Elementary approaches include AdaMoE and MoE++. They mix some low-compute experts into the expert pool, such as empty experts, identity experts, or constant experts, while encouraging load balancing. When a token selects these simple experts, it is equivalent to selecting fewer standard experts, thus indirectly achieving dynamic counts. The advantage is that this can reuse existing Top-$k$ MoE infrastructure, but it also lacks some flexibility.

Another simple idea is changing Top-$k$ selection to Top-$p$, derived from "Harder Tasks Need More Experts: Dynamic Routing in MoE Models". This transition seems natural but has many problems, such as the inability to accurately control the average budget (because the Top-$p$ proportion becomes very large when $\boldsymbol{\rho}$ approaches a uniform distribution). Thus, the original paper added an entropy loss to make $\boldsymbol{\rho}$ stay away from a uniform distribution. Overall, the problems it introduces feel more significant than the benefits.

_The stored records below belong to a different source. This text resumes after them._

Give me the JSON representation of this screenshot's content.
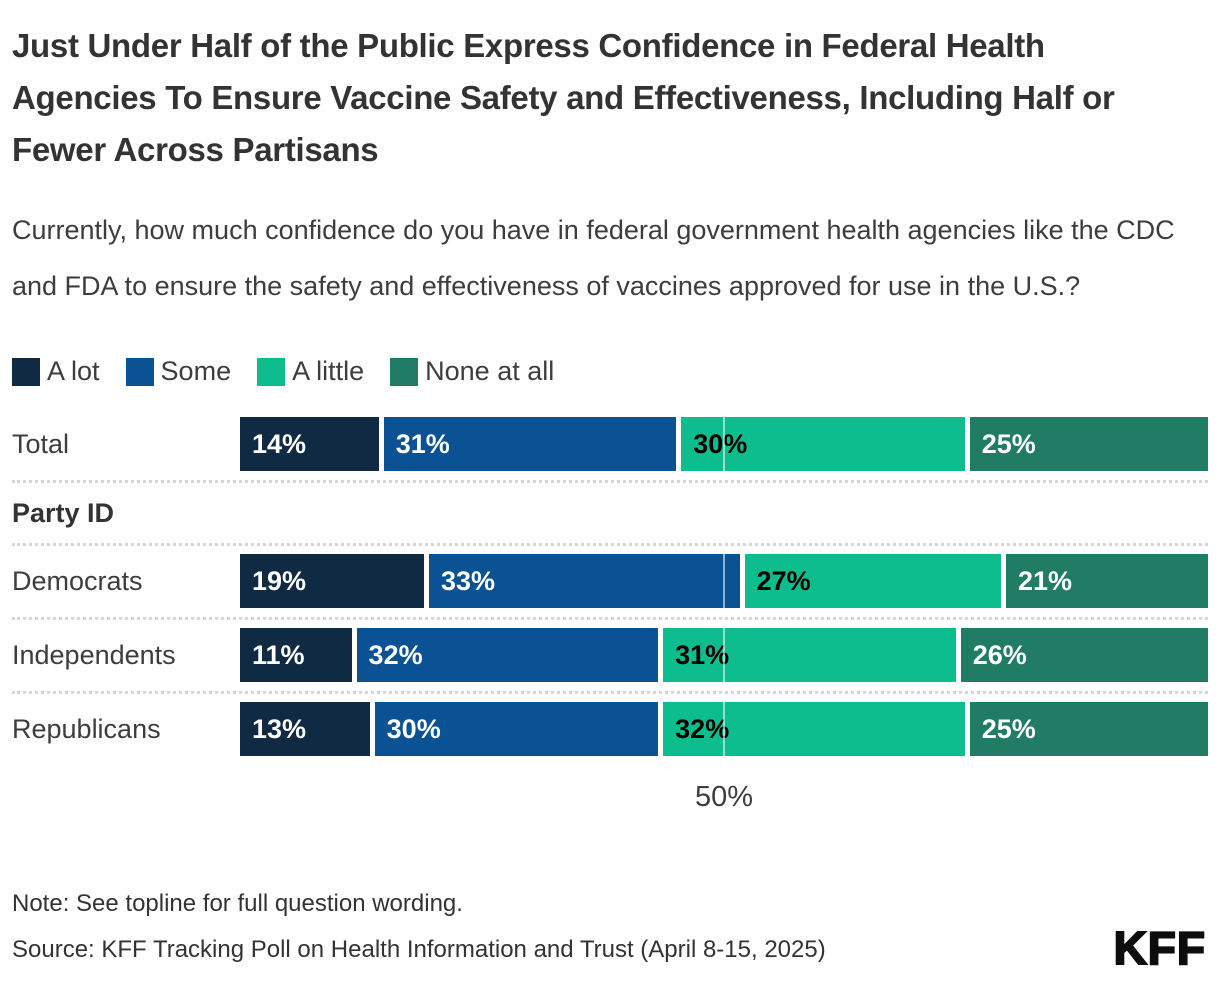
{
  "header": {
    "title": "Just Under Half of the Public Express Confidence in Federal Health Agencies To Ensure Vaccine Safety and Effectiveness, Including Half or Fewer Across Partisans",
    "subtitle": "Currently, how much confidence do you have in federal government health agencies like the CDC and FDA to ensure the safety and effectiveness of vaccines approved for use in the U.S.?"
  },
  "legend": {
    "items": [
      {
        "label": "A lot",
        "color": "#0f2a42"
      },
      {
        "label": "Some",
        "color": "#0a5294"
      },
      {
        "label": "A little",
        "color": "#0dbd8d"
      },
      {
        "label": "None at all",
        "color": "#217c66"
      }
    ]
  },
  "chart_data": {
    "type": "bar",
    "orientation": "horizontal",
    "stacked": true,
    "unit": "%",
    "title": "Just Under Half of the Public Express Confidence in Federal Health Agencies To Ensure Vaccine Safety and Effectiveness, Including Half or Fewer Across Partisans",
    "categories": [
      "Total",
      "Democrats",
      "Independents",
      "Republicans"
    ],
    "section_headers": [
      {
        "label": "Party ID",
        "before_index": 1
      }
    ],
    "series": [
      {
        "name": "A lot",
        "color": "#0f2a42",
        "label_color": "#ffffff",
        "values": [
          14,
          19,
          11,
          13
        ]
      },
      {
        "name": "Some",
        "color": "#0a5294",
        "label_color": "#ffffff",
        "values": [
          31,
          33,
          32,
          30
        ]
      },
      {
        "name": "A little",
        "color": "#0dbd8d",
        "label_color": "#000000",
        "values": [
          30,
          27,
          31,
          32
        ]
      },
      {
        "name": "None at all",
        "color": "#217c66",
        "label_color": "#ffffff",
        "values": [
          25,
          21,
          26,
          25
        ]
      }
    ],
    "xlim": [
      0,
      100
    ],
    "gridline_at": 50,
    "x_tick_labels": [
      "50%"
    ],
    "legend_position": "top",
    "data_labels": "inside-start"
  },
  "axis": {
    "tick_label": "50%"
  },
  "footer": {
    "note": "Note: See topline for full question wording.",
    "source": "Source: KFF Tracking Poll on Health Information and Trust (April 8-15, 2025)",
    "logo": "KFF"
  }
}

A unique approach is Ada-K Routing, which adds a module to predict the number of experts to activate and uses Reinforcement Learning (RL) for training. This is theoretically sound, but introducting RL undoubtedly increases training complexity. DA-MoE uses Attention scores to identify important tokens and allocate more experts to them, but this feels less fundamental, because MoE isn't in principle limited to FFN layers; if applied to Attention itself, there would be no Attention scores to use.

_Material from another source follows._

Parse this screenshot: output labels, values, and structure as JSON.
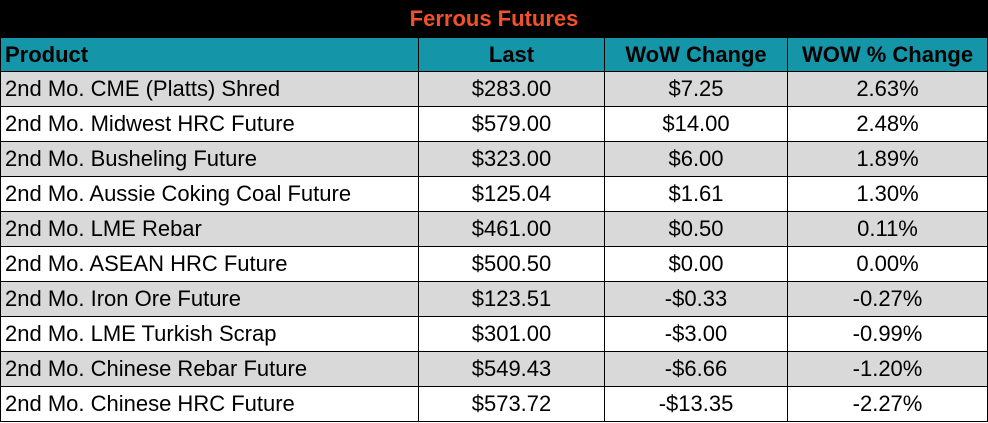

The work most similar in form to the method in this article might be ReMoE. It also bases expert selection on a zero threshold but chooses an Aux Loss approach to achieve load balancing and budget control, while mixing in manually designed gradients for weighting the Aux Loss. Overall, it feels a bit "hand-crafted." This article, however, extends the Loss-Free philosophy, utilizing the extra degree of freedom in $\boldsymbol{b}$ to regulate this threshold, thereby achieving dynamic expert counts with minimal changes.

Summary

This article proposes an MoE design that dynamically selects the number of experts. The main idea is to slightly modify the Loss-Free MoE form and then adjust the update rule of the Bias term, using its extra degree of freedom to simultaneously achieve load balancing and budget control.